Kakao Brain announces torchgpipe, an implementation of GPipe in PyTorch as a handy library.

from torchgpipe import GPipe
model = nn.Sequential(a, b, c, d)
model = GPipe(model, balance=[1, 1, 1, 1], chunks=8)
output = model(input)

GPipe is a scalable pipeline parallelism library published by Google Brain. It leverages the training of a giant model which requires much memory. For instance, Google trained AmoebaNet-B with 557M parameters over GPipe.

1 Like

Hi, I’m trying to use torchgpipe on some other models. But the training time increased with GPipe. And I can’t reproduce the paper’s result with torchgpipe’s example resnet101. I think I might measure the training time in a wrong way. How did you measure the training time of resnet101 on GPipe? Thanks ahead!

I would expect the training time to take a hit, because you’re moving much more data around compared to a direct forward/backward. All of that overhead will come at a performance penalty. If I understand correctly, pipelining with this approach is best suited for allowing extremely large models to train if you have limited memory available.

Hi, thank you for your question.

There are some conditions to optimize a model with GPipe:

  • The model requires a large amount of memory.
  • The original batch size is not so small. Because we need a micro-batch which is not too small. If a micro-batch is too small, GPU wouldn’t be utilized.
  • Well balanced.
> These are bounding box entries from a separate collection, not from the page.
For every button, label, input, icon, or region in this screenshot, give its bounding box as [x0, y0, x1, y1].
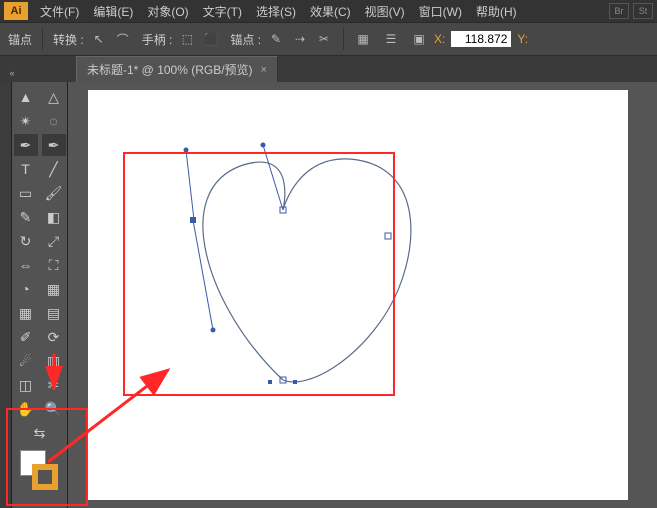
- heart-path[interactable]: [88, 90, 628, 500]
- slice-tool[interactable]: ✂: [42, 374, 66, 396]
- dock-column[interactable]: [0, 82, 12, 508]
- anchors-group: 锚点 : ✎ ⇢ ✂: [230, 30, 333, 48]
- ref-point-icon[interactable]: ▣: [410, 30, 428, 48]
- options-bar: 锚点 转换 : ↖ ⌒ 手柄 : ⬚ ⬛ 锚点 : ✎ ⇢ ✂ ▦ ☰ ▣ X:…: [0, 22, 657, 56]
- menu-effect[interactable]: 效果(C): [304, 1, 357, 22]
- toolbox: ▲△✴◌✒✒T╱▭🖌✎◧↻⤢⇔⛶◔▦▦▤✐⟳☄▥◫✂✋🔍 ⇆: [12, 82, 68, 508]
- x-label: X:: [434, 32, 445, 46]
- stock-icon[interactable]: St: [633, 3, 653, 19]
- eyedropper-tool[interactable]: ✐: [14, 326, 38, 348]
- anchors-label: 锚点 :: [230, 31, 261, 48]
- graph-tool[interactable]: ▥: [42, 350, 66, 372]
- y-label: Y:: [517, 32, 528, 46]
- gradient-tool[interactable]: ▤: [42, 302, 66, 324]
- app-logo: Ai: [4, 2, 28, 20]
- panel-collapse-icon[interactable]: «: [6, 64, 18, 82]
- menu-help[interactable]: 帮助(H): [470, 1, 523, 22]
- toggle-fill-stroke-icon[interactable]: ⇆: [28, 422, 52, 444]
- convert-smooth-icon[interactable]: ⌒: [114, 30, 132, 48]
- pen-convert-tool[interactable]: ✒: [42, 134, 66, 156]
- blend-tool[interactable]: ⟳: [42, 326, 66, 348]
- convert-label: 转换 :: [53, 31, 84, 48]
- coord-group: ▣ X: 118.872 Y:: [410, 30, 528, 48]
- title-bar: Ai 文件(F) 编辑(E) 对象(O) 文字(T) 选择(S) 效果(C) 视…: [0, 0, 657, 22]
- rectangle-tool[interactable]: ▭: [14, 182, 38, 204]
- remove-anchor-icon[interactable]: ✎: [267, 30, 285, 48]
- menu-object[interactable]: 对象(O): [141, 1, 194, 22]
- magic-wand-tool[interactable]: ✴: [14, 110, 38, 132]
- pencil-tool[interactable]: ✎: [14, 206, 38, 228]
- shape-builder-tool[interactable]: ◔: [14, 278, 38, 300]
- menu-type[interactable]: 文字(T): [197, 1, 248, 22]
- stroke-swatch[interactable]: [32, 464, 58, 490]
- handle-label: 手柄 :: [142, 31, 173, 48]
- x-value-input[interactable]: 118.872: [451, 31, 511, 47]
- handle-show-icon[interactable]: ⬚: [178, 30, 196, 48]
- menu-view[interactable]: 视图(V): [359, 1, 411, 22]
- title-bar-extras: Br St: [609, 3, 653, 19]
- mesh-tool[interactable]: ▦: [14, 302, 38, 324]
- cut-path-icon[interactable]: ✂: [315, 30, 333, 48]
- menu-edit[interactable]: 编辑(E): [87, 1, 139, 22]
- document-tab-title: 未标题-1* @ 100% (RGB/预览): [87, 61, 253, 78]
- workspace: ▲△✴◌✒✒T╱▭🖌✎◧↻⤢⇔⛶◔▦▦▤✐⟳☄▥◫✂✋🔍 ⇆: [0, 82, 657, 508]
- document-tab[interactable]: 未标题-1* @ 100% (RGB/预览) ×: [76, 56, 278, 82]
- bridge-icon[interactable]: Br: [609, 3, 629, 19]
- scale-tool[interactable]: ⤢: [42, 230, 66, 252]
- hand-tool[interactable]: ✋: [14, 398, 38, 420]
- artboard-tool[interactable]: ◫: [14, 374, 38, 396]
- menu-file[interactable]: 文件(F): [34, 1, 85, 22]
- lasso-tool[interactable]: ◌: [42, 110, 66, 132]
- anchor-mode-label: 锚点: [8, 31, 32, 48]
- main-menu: 文件(F) 编辑(E) 对象(O) 文字(T) 选择(S) 效果(C) 视图(V…: [34, 1, 523, 22]
- color-swatches[interactable]: [18, 450, 62, 494]
- document-tab-row: « 未标题-1* @ 100% (RGB/预览) ×: [0, 56, 657, 82]
- rotate-tool[interactable]: ↻: [14, 230, 38, 252]
- free-transform-tool[interactable]: ⛶: [42, 254, 66, 276]
- convert-group: 转换 : ↖ ⌒: [53, 30, 132, 48]
- paintbrush-tool[interactable]: 🖌: [42, 182, 66, 204]
- perspective-tool[interactable]: ▦: [42, 278, 66, 300]
- artboard[interactable]: [88, 90, 628, 500]
- type-tool[interactable]: T: [14, 158, 38, 180]
- width-tool[interactable]: ⇔: [14, 254, 38, 276]
- menu-select[interactable]: 选择(S): [250, 1, 302, 22]
- canvas-area[interactable]: [68, 82, 657, 508]
- eraser-tool[interactable]: ◧: [42, 206, 66, 228]
- selection-tool[interactable]: ▲: [14, 86, 38, 108]
- line-tool[interactable]: ╱: [42, 158, 66, 180]
- align-icon[interactable]: ☰: [382, 30, 400, 48]
- separator: [42, 28, 43, 50]
- direct-selection-tool[interactable]: △: [42, 86, 66, 108]
- zoom-tool[interactable]: 🔍: [42, 398, 66, 420]
- menu-window[interactable]: 窗口(W): [413, 1, 468, 22]
- isolate-icon[interactable]: ▦: [354, 30, 372, 48]
- close-icon[interactable]: ×: [261, 64, 267, 76]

The imbalance between partitions makes GPipe underutilized.

I just published my ResNet-101 performance benchmark. If you have the same environment with me, I expect you get the same result. Even you don’t have the same environment, the code will be helpful. Especially, you can check the balance of ResNet-101 what I’ve used, and how I measured the training time.

Yeah, I totally agreed. I guess this approach only suits some models. It’s just in the paper they achieved really great result on AmoebaNet, in terms of both memory usage and training time, which made me doubt my result.

Thanks a lot for your expaination! My GPU memory is too small for a large batch size which limits my tests. I guess the main purpose of GPipe is to enable us to train extremely large model not to accelerate the training process.

I noticed that in the your experiments, pipeline methods use different batch size. Isn’t this going to affect the model performance?

Good question. Yes, it affects. My experiment reproduces a performance benchmark in the original paper. The benchmark also uses adjusted batch size to maximize throughput regardless of the model accuracy.

In our experiments, we mea- sured the effects of pipeline parallelism and recomputation on the model throughput of ResNet-101 and AmoebaNet-D (4, 512). We fixed the image size at 224 × 224. We adjusted the mini-batch size to maximize the throughput.

I see, thank you so muck!

1 Like

I just released v0.0.2 of torchgpipe with the detailed documentation. This version includes the automatic balancing.